No Australia-specific procurement trigger data was available from named case studies, vendor sales data, or tender announcements for 2023–2026. The purchase trigger analysis draws on market structure and Deloitte global research rather than named Australian incident data.
No AHRI or AITD annual survey data was available from the research compiled. These would be the primary Tier 1 or Tier 2 sources for Australian-specific L&D buyer behaviour, and their absence is a material gap in this report.
No vendor-specific market share data for the Australian market was available from named sources. The competitive positioning matrix is analytical, not scored from research data.
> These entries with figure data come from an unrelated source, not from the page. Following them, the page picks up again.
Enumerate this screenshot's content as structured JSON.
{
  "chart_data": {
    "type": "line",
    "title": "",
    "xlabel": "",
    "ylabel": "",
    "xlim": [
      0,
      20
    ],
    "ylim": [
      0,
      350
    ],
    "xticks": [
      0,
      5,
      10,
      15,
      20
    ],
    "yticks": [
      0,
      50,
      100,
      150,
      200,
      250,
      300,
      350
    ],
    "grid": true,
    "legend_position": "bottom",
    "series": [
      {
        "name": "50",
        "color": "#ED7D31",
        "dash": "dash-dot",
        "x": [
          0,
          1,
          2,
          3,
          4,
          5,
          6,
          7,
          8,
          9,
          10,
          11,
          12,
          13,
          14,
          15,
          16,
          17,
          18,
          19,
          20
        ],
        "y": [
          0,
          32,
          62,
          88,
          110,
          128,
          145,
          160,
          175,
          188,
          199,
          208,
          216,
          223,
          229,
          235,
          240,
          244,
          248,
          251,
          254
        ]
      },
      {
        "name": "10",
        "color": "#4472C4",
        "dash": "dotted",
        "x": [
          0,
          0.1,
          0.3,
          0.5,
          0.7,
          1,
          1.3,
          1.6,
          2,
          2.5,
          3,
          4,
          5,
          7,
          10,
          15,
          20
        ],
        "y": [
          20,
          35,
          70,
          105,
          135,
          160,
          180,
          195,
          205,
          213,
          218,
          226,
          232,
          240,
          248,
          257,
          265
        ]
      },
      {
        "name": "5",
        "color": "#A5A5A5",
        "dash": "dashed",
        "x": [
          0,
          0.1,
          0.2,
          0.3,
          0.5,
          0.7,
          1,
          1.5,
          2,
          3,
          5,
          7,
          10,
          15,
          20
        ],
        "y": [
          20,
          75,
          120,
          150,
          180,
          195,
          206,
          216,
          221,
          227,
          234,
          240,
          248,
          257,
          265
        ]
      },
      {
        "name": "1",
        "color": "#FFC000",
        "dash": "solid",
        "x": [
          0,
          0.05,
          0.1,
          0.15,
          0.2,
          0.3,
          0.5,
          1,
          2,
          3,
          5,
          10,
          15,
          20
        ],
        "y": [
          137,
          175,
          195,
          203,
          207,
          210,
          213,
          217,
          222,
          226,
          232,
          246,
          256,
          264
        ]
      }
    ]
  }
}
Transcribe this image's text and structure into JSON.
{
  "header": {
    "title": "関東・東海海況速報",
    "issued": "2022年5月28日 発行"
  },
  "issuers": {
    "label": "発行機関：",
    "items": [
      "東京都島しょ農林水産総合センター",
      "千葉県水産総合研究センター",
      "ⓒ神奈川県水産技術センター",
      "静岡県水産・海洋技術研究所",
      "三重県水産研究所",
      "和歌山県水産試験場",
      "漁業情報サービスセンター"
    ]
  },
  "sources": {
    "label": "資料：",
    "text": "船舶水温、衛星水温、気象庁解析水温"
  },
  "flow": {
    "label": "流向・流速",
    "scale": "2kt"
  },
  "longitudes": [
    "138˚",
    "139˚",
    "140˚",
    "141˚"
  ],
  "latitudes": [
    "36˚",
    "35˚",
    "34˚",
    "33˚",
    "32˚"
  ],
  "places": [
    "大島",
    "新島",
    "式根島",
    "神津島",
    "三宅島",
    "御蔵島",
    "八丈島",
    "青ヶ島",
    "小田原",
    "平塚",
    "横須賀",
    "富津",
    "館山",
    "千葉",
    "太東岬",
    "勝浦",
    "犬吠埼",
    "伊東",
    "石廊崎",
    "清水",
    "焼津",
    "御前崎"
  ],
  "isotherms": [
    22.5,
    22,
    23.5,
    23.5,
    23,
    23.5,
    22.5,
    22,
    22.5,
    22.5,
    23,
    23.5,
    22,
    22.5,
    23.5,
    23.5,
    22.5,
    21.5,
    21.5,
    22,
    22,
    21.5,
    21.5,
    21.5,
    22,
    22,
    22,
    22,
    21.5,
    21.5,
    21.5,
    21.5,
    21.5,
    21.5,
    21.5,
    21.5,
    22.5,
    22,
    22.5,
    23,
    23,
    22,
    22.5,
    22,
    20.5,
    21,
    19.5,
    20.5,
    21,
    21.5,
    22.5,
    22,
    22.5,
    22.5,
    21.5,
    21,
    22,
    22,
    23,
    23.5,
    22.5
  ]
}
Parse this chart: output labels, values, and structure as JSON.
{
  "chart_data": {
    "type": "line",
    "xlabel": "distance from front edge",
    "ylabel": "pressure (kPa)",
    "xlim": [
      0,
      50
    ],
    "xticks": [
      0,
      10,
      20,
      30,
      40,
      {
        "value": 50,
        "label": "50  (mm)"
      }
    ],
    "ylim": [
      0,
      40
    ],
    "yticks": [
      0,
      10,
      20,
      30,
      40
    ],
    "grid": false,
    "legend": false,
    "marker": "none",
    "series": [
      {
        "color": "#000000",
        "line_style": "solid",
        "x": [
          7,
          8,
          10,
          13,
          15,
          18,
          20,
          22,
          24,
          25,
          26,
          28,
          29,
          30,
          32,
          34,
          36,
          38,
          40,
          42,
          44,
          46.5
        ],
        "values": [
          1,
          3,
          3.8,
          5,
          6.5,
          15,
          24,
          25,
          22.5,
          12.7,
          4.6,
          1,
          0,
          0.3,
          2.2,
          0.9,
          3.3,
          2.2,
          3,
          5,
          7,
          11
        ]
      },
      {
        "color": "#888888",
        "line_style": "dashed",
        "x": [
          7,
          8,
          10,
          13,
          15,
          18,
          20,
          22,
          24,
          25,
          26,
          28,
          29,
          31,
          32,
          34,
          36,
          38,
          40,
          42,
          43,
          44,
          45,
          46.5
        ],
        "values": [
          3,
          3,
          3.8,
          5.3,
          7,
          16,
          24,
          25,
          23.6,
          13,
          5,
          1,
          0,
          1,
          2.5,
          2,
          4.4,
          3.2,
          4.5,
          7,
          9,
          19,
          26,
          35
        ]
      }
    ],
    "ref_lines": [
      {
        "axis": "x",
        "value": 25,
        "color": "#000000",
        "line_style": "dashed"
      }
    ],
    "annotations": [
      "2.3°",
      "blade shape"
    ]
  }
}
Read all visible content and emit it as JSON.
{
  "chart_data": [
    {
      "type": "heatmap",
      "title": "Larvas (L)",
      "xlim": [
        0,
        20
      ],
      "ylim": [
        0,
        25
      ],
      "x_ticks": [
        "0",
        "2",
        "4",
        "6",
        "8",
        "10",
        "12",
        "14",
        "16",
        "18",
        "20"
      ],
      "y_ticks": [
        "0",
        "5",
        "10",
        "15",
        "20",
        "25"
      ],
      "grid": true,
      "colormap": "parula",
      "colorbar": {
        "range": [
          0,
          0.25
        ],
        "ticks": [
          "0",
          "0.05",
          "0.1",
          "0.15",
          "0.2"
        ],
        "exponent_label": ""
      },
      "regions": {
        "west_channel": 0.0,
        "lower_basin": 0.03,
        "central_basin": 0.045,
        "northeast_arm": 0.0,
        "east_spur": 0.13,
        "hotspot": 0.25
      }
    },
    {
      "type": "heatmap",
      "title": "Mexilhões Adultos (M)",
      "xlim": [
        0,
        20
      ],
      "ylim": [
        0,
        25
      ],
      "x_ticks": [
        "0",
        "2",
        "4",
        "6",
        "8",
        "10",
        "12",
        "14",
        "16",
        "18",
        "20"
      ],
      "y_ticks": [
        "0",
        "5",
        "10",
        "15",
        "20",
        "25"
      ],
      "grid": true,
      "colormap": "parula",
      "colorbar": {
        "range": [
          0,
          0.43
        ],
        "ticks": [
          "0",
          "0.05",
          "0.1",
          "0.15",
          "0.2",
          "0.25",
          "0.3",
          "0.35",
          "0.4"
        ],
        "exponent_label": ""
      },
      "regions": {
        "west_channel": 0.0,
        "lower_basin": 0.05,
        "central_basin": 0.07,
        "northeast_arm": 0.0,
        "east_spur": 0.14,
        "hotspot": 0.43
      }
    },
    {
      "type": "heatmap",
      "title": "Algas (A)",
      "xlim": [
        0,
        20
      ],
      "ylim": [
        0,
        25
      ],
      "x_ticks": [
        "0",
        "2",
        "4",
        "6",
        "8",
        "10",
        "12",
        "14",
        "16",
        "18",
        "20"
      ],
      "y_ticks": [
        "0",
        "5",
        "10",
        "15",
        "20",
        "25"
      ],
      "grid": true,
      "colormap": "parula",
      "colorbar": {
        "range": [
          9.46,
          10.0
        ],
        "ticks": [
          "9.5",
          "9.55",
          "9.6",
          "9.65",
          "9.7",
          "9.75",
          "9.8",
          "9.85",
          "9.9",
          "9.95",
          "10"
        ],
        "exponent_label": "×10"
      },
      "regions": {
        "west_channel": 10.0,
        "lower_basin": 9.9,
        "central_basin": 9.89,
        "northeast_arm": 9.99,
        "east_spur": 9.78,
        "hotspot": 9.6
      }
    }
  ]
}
No government agency training spend data for Australia was available from named public sources. The government buyer segment could not be quantified.
Fewer than 2 Tier 1 sources directly address Australian-specific buyer behaviour. Global Deloitte and OECD research has been applied to the Australian market with that limitation noted. Section confidence ratings have been capped at MEDIUM or LOW accordingly.
This report is produced for informational purposes only. It does not constitute financial, legal, or investment advice. All data is sourced from publicly available information as at the date of research. Renatus Ventures makes no representations as to the completeness or accuracy of third-party data.